The other day I received an invitation from the local camera club to present or assist with a one day flower photography outing with interested club members. In the email I was told “an expert (like you) would help them set up, give some guidance (composition), use of black backgrounds, depth of field, zoom range etc.” When I read the above I could not overlook the irony. Here I am all about Mushin (no-mind) or Beginner’s mind and now I am to play the role of the “expert.” What in the world could I teach?
I took a walk. Using the sight of the dog running through the grass, the feel of the wind, and my breath to slowly bring me back to the moment – to a space within wherein I could see more clearly. And I saw how and what I wanted to teach.
I would teach that first it was good to jettison all the “this-is-what-a “good”-flower-photograph-looks-like,” and instead to simply relax. Leave the camera bag in the car and take some time to really arrive. Slow down. Get into garden time. I’d suggest they wonder around and find a flower or grouping that brings a smile, that lightens the heart a little when they look at it. Then I would have them sit down nearby and observe it. Advising them as Nancy Rotenberg did me, to “get beyond the handshake.” Maybe even ask the flower permission to photograph it and promise to do no harm to it or its surrounding “buds.”
Then I would make it a rule that whenever anyone received an image that (a) brought delight, (b) was a total surprise (c) made them laugh, (d) brought instant urge to delete, (e) all of the above, that they had to shout out with joy in whatever manner felt right in the moment.
If someone wanted to use a black back drop, that’s cool. Just make sure when placing it or any other intrusive apparatus that one is careful not to break, trample, or injure nearby flowers. For the sake of the flowers and for the pleasure of others to gaze upon after we have gone. Or if someone wanted to use multiple flash, I’d be cool with that, and honestly say “I have no clue.” So anything you do will be perfect.” And encouraging people to play – to find the way of the flower for themselves.

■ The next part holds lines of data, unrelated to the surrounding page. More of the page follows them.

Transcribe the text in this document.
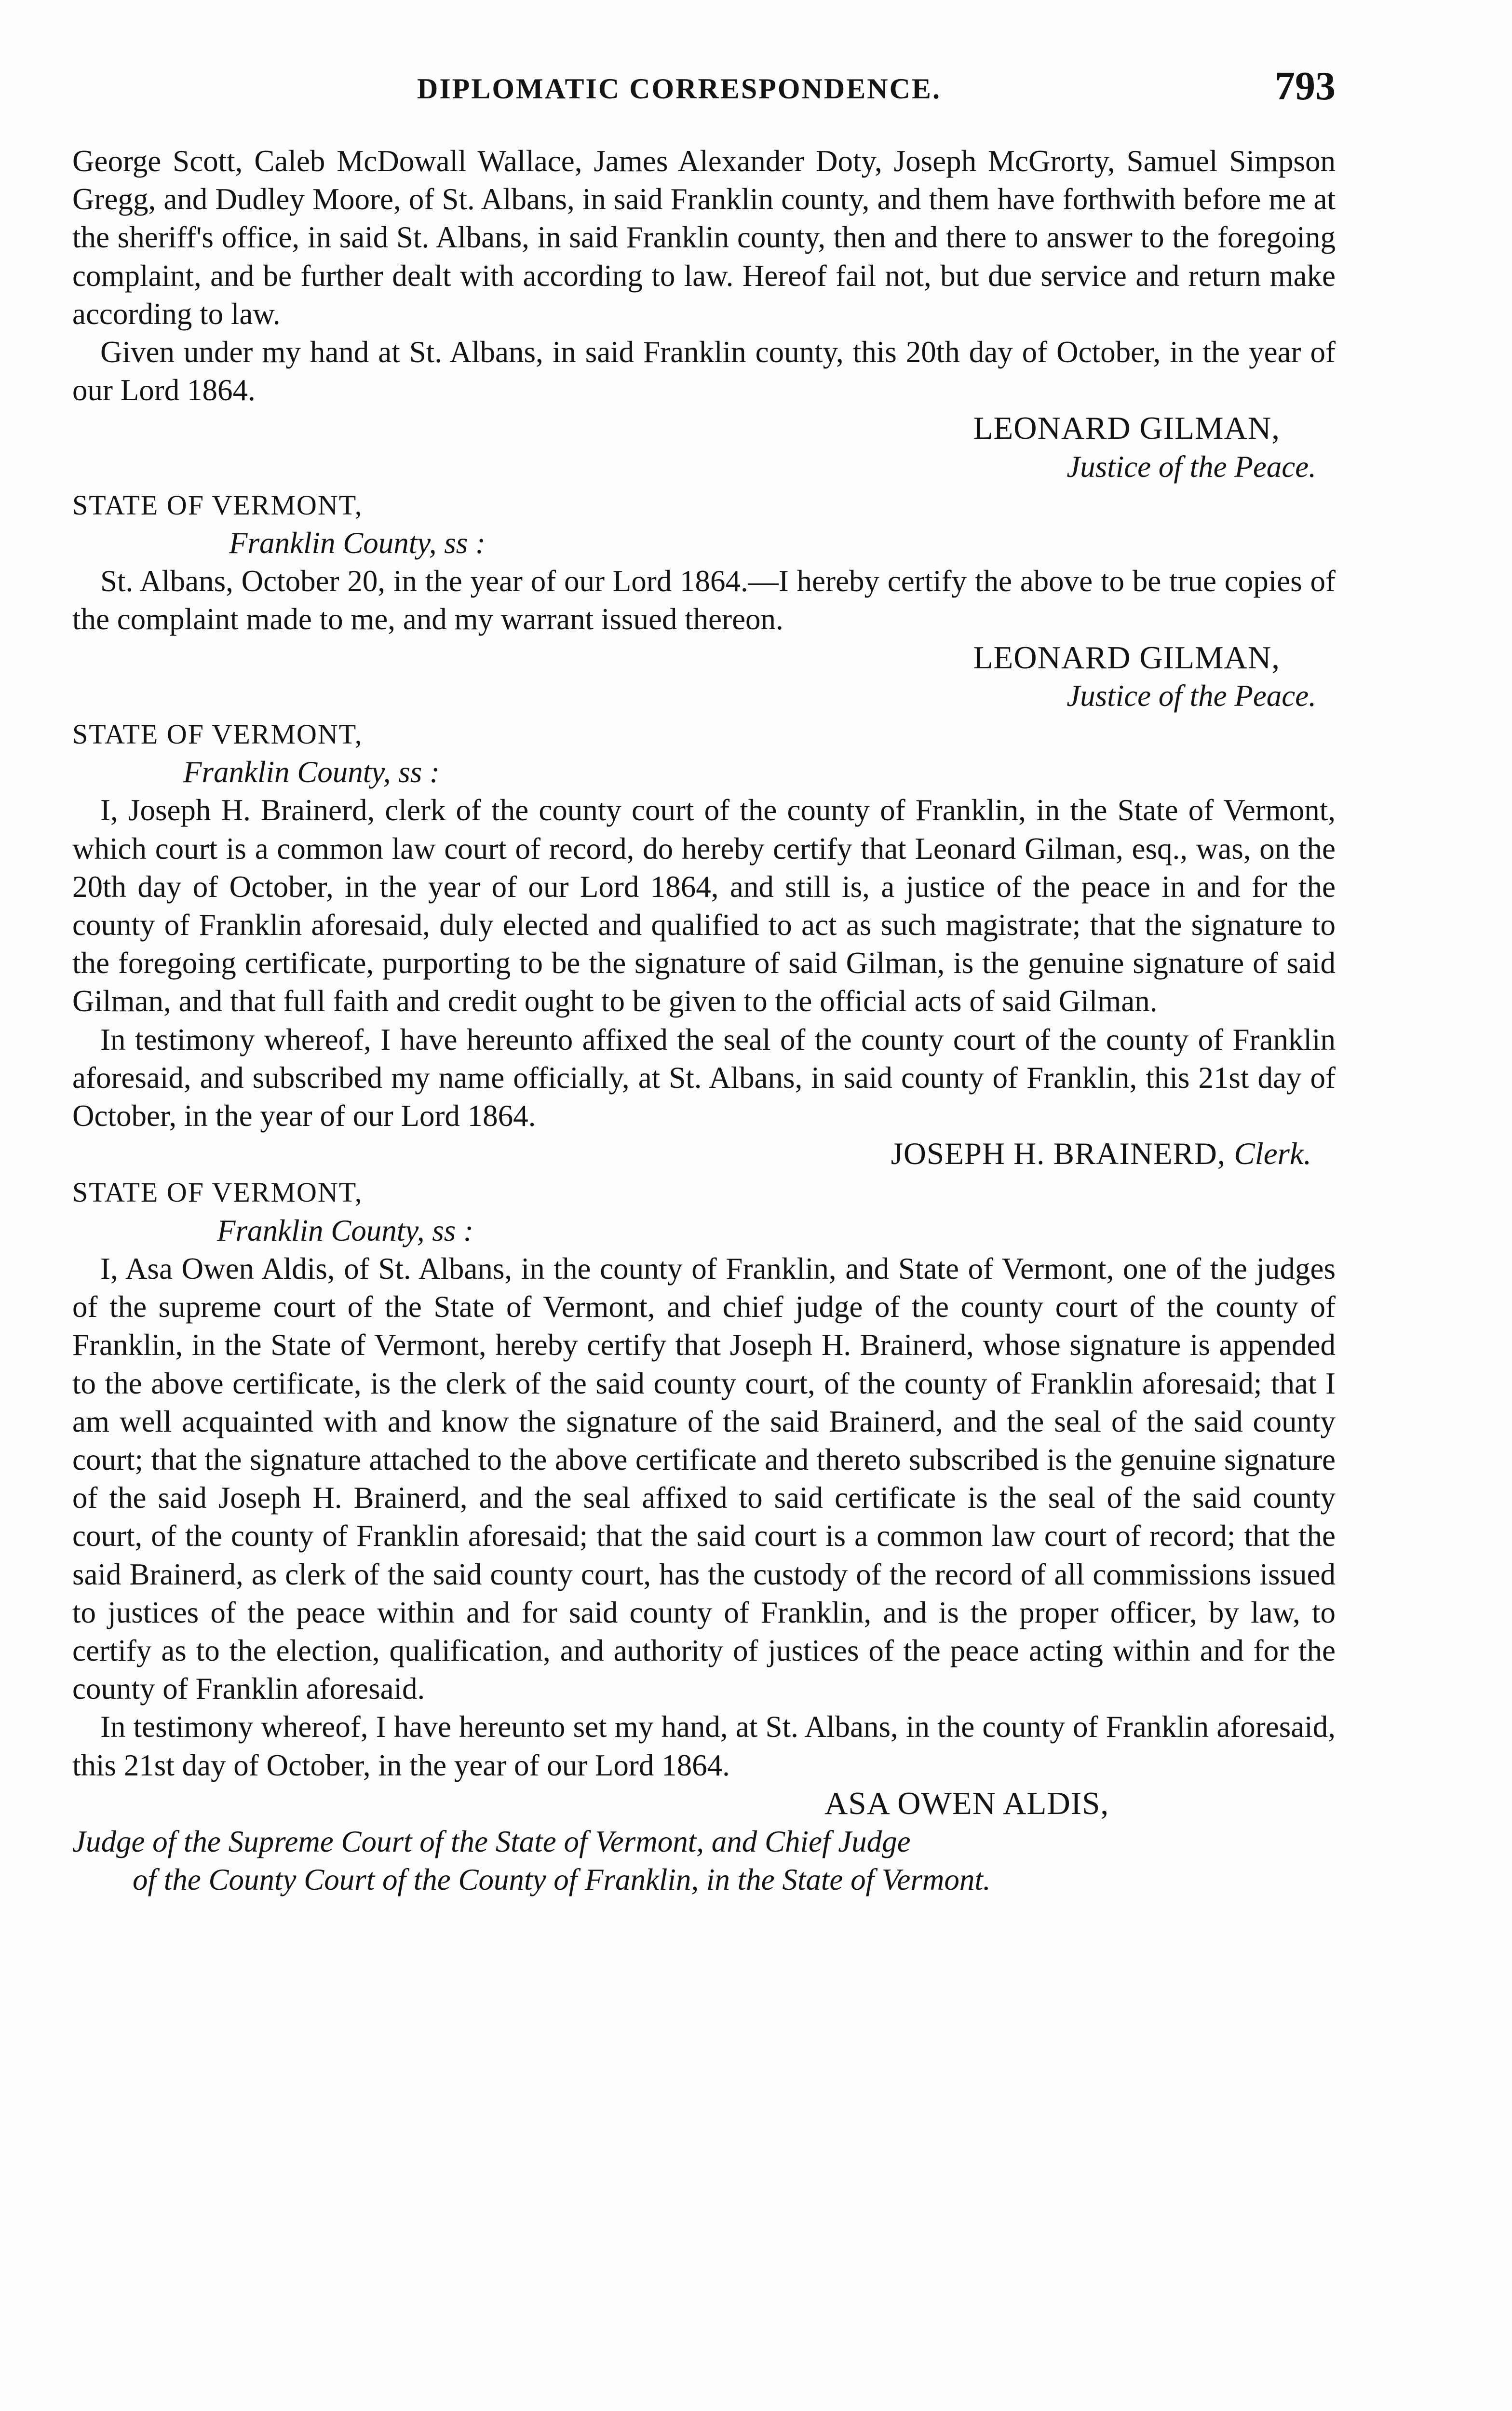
DIPLOMATIC CORRESPONDENCE.	793

George Scott, Caleb McDowall Wallace, James Alexander Doty, Joseph McGrorty, Samuel Simpson Gregg, and Dudley Moore, of St. Albans, in said Franklin county, and them have forthwith before me at the sheriff's office, in said St. Albans, in said Franklin county, then and there to answer to the foregoing complaint, and be further dealt with according to law. Hereof fail not, but due service and return make according to law.

Given under my hand at St. Albans, in said Franklin county, this 20th day of October, in the year of our Lord 1864.

LEONARD GILMAN,

Justice of the Peace.

STATE OF VERMONT,

Franklin County, ss :

St. Albans, October 20, in the year of our Lord 1864.—I hereby certify the above to be true copies of the complaint made to me, and my warrant issued thereon.

LEONARD GILMAN,

Justice of the Peace.

STATE OF VERMONT,

Franklin County, ss :

I, Joseph H. Brainerd, clerk of the county court of the county of Franklin, in the State of Vermont, which court is a common law court of record, do hereby certify that Leonard Gilman, esq., was, on the 20th day of October, in the year of our Lord 1864, and still is, a justice of the peace in and for the county of Franklin aforesaid, duly elected and qualified to act as such magistrate; that the signature to the foregoing certificate, purporting to be the signature of said Gilman, is the genuine signature of said Gilman, and that full faith and credit ought to be given to the official acts of said Gilman.

In testimony whereof, I have hereunto affixed the seal of the county court of the county of Franklin aforesaid, and subscribed my name officially, at St. Albans, in said county of Franklin, this 21st day of October, in the year of our Lord 1864.

JOSEPH H. BRAINERD, Clerk.

STATE OF VERMONT,

Franklin County, ss :

I, Asa Owen Aldis, of St. Albans, in the county of Franklin, and State of Vermont, one of the judges of the supreme court of the State of Vermont, and chief judge of the county court of the county of Franklin, in the State of Vermont, hereby certify that Joseph H. Brainerd, whose signature is appended to the above certificate, is the clerk of the said county court, of the county of Franklin aforesaid; that I am well acquainted with and know the signature of the said Brainerd, and the seal of the said county court; that the signature attached to the above certificate and thereto subscribed is the genuine signature of the said Joseph H. Brainerd, and the seal affixed to said certificate is the seal of the said county court, of the county of Franklin aforesaid; that the said court is a common law court of record; that the said Brainerd, as clerk of the said county court, has the custody of the record of all commissions issued to justices of the peace within and for said county of Franklin, and is the proper officer, by law, to certify as to the election, qualification, and authority of justices of the peace acting within and for the county of Franklin aforesaid.

In testimony whereof, I have hereunto set my hand, at St. Albans, in the county of Franklin aforesaid, this 21st day of October, in the year of our Lord 1864.

ASA OWEN ALDIS,

Judge of the Supreme Court of the State of Vermont, and Chief Judge

of the County Court of the County of Franklin, in the State of Vermont.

Finally, I would teach the importance of gratitude; the importance of giving thanks in whatever form, or language, creed, or faith, one wishes. I continue to see that it is, as Loori says in “The Zen of Creativity” (pg 90), crucial to the expression of one’s vision if “we need to return to our work and reawaken the bond that was initially created.” And so clearly us photo-makers nearly always have to return to the image and work it and that “editing process begins with reconnection with the feeling, the resonance, that was present during the creation, ” (Loori, ibid pg 91).